Niu Chunge (born 14 February 2000) is a Chinese pole vaulter. She has won Chinese national titles indoors and outdoors as well as the 2025 Asian Athletics Championships.

==Biography==
She won the World U18 Championships in Nairobi in 2017 with a personal best clearance of 4.20 metres. She competed at the 2018 IAAF World U20 Championships in Tampere, placing sixth overall with a clearance of 4.25 metres.

She won the Chinese indoor title in Tianjin in February 2023. She won the Chinese outdoor national title in Shenyang in June 2023. She won silver at the 2023 Asian Championships in Bangkok with a clearance of 4.51 metres. She competed at the 2023 World Athletics Championships in Budapest, clearing 4.50 metres but not making the final. She won bronze at the delayed 2022 Asian Games in Hangzhou in October 2023.

She won silver at the Asian Indoor Championships in Tehran in February 2024 with a clearance of 4.41 metres. She subsequently competed in the pole vault at the 2024 Paris Olympics.
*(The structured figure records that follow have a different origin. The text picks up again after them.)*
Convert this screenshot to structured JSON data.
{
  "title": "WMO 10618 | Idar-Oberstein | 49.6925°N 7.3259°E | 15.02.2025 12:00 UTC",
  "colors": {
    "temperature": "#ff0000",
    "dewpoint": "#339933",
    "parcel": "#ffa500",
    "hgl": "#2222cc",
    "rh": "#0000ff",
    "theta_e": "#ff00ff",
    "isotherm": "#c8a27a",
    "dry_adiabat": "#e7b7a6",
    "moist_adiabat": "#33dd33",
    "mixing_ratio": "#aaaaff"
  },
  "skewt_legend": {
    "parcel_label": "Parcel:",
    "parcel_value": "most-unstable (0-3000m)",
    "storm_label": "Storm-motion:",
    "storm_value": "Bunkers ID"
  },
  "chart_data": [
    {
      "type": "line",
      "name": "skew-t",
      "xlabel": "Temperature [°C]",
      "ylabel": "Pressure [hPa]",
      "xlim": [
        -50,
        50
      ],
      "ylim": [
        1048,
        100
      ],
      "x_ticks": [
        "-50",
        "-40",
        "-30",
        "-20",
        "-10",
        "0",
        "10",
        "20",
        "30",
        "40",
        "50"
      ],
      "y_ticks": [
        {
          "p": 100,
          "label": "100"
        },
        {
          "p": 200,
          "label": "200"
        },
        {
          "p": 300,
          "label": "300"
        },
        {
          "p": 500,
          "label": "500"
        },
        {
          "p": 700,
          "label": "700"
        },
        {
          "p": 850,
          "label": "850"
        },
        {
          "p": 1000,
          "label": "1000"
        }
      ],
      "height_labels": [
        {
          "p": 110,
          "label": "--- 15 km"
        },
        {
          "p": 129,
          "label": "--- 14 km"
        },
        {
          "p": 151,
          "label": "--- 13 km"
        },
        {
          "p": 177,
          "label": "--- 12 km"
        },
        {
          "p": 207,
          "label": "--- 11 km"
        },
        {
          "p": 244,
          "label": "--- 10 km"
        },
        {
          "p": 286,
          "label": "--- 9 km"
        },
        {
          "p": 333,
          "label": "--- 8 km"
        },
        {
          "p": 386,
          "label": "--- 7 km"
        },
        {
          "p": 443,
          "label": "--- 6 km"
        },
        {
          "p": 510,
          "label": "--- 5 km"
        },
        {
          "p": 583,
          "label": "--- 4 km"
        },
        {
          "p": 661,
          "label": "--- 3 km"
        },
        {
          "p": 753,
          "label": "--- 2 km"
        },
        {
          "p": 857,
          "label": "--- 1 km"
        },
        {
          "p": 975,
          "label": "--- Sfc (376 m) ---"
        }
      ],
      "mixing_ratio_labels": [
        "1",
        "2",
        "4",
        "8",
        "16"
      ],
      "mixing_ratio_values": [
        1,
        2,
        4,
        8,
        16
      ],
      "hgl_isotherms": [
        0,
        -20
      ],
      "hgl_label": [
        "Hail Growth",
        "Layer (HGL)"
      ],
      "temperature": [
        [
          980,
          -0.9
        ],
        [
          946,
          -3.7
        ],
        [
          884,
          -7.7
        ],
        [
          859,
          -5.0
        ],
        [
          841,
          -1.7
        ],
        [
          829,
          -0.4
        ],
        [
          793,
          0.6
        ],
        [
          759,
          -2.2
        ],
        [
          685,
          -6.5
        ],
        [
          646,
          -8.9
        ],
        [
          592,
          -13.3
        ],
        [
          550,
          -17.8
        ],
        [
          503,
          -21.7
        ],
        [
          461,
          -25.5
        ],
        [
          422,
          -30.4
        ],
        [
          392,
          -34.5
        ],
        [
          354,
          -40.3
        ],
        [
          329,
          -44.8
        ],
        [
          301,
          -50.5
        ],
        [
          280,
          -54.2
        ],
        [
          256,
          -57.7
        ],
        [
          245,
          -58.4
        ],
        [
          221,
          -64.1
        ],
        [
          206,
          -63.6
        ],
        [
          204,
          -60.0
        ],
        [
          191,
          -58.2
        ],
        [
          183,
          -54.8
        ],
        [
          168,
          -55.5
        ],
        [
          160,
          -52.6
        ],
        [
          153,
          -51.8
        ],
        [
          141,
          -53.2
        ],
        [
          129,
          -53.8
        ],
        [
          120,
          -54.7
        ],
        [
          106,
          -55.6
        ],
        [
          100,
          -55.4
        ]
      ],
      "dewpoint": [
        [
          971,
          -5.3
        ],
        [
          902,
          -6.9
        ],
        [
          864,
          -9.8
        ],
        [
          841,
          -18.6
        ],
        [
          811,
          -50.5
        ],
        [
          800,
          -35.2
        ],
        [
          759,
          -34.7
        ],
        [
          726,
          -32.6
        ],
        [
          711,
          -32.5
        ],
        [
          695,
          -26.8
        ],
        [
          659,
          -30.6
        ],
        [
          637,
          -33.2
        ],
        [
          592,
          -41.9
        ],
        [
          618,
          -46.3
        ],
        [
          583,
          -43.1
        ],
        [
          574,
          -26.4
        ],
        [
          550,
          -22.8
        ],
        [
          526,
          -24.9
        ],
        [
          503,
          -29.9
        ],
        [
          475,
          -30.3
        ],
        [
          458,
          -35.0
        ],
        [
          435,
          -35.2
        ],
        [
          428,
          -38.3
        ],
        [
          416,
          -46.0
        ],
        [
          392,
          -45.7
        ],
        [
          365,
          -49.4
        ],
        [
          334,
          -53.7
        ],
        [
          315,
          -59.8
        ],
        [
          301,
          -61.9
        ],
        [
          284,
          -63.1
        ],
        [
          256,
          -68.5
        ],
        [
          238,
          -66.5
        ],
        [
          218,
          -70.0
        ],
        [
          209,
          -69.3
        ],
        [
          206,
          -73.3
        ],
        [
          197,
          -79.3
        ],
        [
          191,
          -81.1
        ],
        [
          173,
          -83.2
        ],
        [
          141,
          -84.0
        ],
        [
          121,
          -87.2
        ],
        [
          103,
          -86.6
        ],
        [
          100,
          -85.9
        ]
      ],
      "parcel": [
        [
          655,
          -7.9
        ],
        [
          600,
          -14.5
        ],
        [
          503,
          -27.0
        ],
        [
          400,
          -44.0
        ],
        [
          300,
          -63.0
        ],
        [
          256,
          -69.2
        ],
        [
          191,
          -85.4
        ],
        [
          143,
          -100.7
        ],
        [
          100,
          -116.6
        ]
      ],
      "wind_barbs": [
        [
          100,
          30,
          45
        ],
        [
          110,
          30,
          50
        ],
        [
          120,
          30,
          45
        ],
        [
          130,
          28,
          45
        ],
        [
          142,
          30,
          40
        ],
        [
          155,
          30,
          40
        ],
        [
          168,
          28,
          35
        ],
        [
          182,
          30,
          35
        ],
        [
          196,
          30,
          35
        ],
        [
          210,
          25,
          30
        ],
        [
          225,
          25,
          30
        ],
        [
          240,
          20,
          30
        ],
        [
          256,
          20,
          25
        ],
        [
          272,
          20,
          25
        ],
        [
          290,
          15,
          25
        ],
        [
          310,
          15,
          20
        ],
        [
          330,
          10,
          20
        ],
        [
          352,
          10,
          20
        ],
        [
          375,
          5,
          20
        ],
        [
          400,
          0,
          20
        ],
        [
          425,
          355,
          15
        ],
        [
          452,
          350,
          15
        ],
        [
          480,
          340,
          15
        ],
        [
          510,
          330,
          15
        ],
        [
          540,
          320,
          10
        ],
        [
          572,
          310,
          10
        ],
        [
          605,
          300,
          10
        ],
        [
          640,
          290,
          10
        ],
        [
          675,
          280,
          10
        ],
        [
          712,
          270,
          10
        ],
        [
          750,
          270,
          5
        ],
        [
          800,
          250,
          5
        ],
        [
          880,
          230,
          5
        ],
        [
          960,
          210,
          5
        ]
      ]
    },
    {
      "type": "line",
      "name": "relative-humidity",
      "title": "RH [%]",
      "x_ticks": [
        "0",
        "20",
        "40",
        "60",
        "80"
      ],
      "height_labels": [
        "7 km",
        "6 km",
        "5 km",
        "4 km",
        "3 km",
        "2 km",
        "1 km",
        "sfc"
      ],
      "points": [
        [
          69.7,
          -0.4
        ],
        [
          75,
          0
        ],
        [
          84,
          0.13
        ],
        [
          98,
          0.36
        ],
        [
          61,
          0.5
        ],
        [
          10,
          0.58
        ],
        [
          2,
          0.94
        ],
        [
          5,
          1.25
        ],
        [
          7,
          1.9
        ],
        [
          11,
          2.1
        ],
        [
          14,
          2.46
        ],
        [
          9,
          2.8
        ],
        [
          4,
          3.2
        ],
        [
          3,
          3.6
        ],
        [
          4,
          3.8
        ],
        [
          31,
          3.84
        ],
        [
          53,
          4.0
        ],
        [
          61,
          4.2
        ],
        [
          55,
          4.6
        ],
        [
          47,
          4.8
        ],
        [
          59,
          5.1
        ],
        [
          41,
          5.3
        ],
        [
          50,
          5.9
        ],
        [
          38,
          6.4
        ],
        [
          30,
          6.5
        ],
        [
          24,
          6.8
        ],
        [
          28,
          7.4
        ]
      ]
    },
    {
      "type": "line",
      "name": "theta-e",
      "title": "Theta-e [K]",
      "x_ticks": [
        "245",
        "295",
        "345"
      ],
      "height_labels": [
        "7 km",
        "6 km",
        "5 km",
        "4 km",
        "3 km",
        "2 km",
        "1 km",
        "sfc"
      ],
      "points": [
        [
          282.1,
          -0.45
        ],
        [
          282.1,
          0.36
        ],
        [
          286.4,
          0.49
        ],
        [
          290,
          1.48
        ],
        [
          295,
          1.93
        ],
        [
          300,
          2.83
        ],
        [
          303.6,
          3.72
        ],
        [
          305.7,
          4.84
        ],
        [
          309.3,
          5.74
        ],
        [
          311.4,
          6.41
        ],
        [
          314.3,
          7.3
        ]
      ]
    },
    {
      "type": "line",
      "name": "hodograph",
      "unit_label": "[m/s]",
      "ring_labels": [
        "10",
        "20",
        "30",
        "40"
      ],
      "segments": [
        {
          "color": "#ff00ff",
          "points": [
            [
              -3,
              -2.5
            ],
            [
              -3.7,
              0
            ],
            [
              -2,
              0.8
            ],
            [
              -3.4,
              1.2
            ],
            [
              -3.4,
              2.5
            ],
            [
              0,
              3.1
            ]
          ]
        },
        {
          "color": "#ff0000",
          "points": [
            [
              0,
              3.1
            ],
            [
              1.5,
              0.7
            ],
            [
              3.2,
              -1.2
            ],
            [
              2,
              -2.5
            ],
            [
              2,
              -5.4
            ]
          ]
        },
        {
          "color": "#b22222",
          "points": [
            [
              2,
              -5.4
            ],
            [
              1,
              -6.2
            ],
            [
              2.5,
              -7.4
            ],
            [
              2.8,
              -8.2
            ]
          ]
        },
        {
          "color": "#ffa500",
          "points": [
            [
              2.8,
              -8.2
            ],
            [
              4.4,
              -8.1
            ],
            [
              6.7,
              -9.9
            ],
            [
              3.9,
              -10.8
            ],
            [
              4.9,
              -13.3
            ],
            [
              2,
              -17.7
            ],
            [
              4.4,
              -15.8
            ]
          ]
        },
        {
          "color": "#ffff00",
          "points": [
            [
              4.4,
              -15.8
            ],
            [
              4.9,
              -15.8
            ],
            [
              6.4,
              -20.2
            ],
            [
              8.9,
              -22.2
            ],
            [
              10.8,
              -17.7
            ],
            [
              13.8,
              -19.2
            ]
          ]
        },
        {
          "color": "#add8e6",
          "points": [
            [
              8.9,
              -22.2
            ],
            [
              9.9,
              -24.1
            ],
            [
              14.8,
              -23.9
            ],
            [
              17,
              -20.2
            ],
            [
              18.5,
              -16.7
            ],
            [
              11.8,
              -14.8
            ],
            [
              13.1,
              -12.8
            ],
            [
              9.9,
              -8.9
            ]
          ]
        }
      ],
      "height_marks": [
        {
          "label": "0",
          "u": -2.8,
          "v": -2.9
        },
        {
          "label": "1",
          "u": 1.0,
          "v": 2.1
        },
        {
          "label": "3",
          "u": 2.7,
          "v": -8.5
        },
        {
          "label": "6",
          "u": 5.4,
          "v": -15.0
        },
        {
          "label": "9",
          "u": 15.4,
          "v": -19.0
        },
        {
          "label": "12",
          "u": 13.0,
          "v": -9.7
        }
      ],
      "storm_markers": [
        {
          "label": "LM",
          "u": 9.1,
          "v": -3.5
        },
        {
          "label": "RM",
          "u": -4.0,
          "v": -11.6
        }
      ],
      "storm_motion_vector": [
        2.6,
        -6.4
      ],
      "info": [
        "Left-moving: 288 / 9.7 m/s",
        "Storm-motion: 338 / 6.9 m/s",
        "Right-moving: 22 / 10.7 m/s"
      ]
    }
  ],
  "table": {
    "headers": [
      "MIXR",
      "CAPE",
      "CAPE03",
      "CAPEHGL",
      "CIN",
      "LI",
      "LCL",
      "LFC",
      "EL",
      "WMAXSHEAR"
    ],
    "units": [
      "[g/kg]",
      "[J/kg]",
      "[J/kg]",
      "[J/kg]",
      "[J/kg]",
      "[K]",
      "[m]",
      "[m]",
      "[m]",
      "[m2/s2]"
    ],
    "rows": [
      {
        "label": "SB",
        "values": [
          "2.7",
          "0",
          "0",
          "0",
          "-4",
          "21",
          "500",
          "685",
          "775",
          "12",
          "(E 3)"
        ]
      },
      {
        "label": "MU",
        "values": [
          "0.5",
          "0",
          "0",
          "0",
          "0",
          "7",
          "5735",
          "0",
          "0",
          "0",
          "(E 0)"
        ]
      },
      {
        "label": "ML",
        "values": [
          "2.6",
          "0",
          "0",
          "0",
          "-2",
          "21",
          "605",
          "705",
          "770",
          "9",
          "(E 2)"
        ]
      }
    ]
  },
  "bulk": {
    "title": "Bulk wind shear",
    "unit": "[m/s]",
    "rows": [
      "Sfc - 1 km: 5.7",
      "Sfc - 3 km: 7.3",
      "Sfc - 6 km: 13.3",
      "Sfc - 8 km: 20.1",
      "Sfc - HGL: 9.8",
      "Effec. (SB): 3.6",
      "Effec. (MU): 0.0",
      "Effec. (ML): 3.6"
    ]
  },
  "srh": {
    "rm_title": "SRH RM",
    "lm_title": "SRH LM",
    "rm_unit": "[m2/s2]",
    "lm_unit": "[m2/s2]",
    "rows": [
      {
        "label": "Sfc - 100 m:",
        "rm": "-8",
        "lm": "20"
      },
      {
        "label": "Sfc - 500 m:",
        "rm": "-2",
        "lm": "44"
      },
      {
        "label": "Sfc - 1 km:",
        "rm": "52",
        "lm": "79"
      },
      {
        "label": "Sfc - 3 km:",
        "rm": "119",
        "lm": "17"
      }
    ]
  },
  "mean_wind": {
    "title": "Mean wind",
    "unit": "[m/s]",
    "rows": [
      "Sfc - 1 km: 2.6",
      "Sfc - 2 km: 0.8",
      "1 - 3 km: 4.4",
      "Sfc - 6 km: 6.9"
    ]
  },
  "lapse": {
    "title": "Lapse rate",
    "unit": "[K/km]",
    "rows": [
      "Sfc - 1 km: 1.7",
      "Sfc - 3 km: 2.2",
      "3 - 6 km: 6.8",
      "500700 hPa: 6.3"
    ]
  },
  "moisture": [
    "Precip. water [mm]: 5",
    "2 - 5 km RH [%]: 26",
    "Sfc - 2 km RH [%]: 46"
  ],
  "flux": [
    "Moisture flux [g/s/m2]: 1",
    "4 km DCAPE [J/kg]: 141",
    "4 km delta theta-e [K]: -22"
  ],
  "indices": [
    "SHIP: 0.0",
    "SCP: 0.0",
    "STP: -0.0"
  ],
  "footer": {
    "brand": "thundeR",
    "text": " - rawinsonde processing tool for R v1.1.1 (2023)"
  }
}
In May 2025, she won the gold medal at the 2025 Asian Athletics Championships. She was a finalist at the 2025 World Athletics Championships in Tokyo, Japan, in September 2025, placing eleventh overall.

In February 2026, she won the gold medal in the pole vault at the 2026 Asian Indoor Athletics Championships in Tianjin, China. In September, she won the silver medal at the 2026 Asian Games in Nagoya, Japan, clearing 4.50 metres.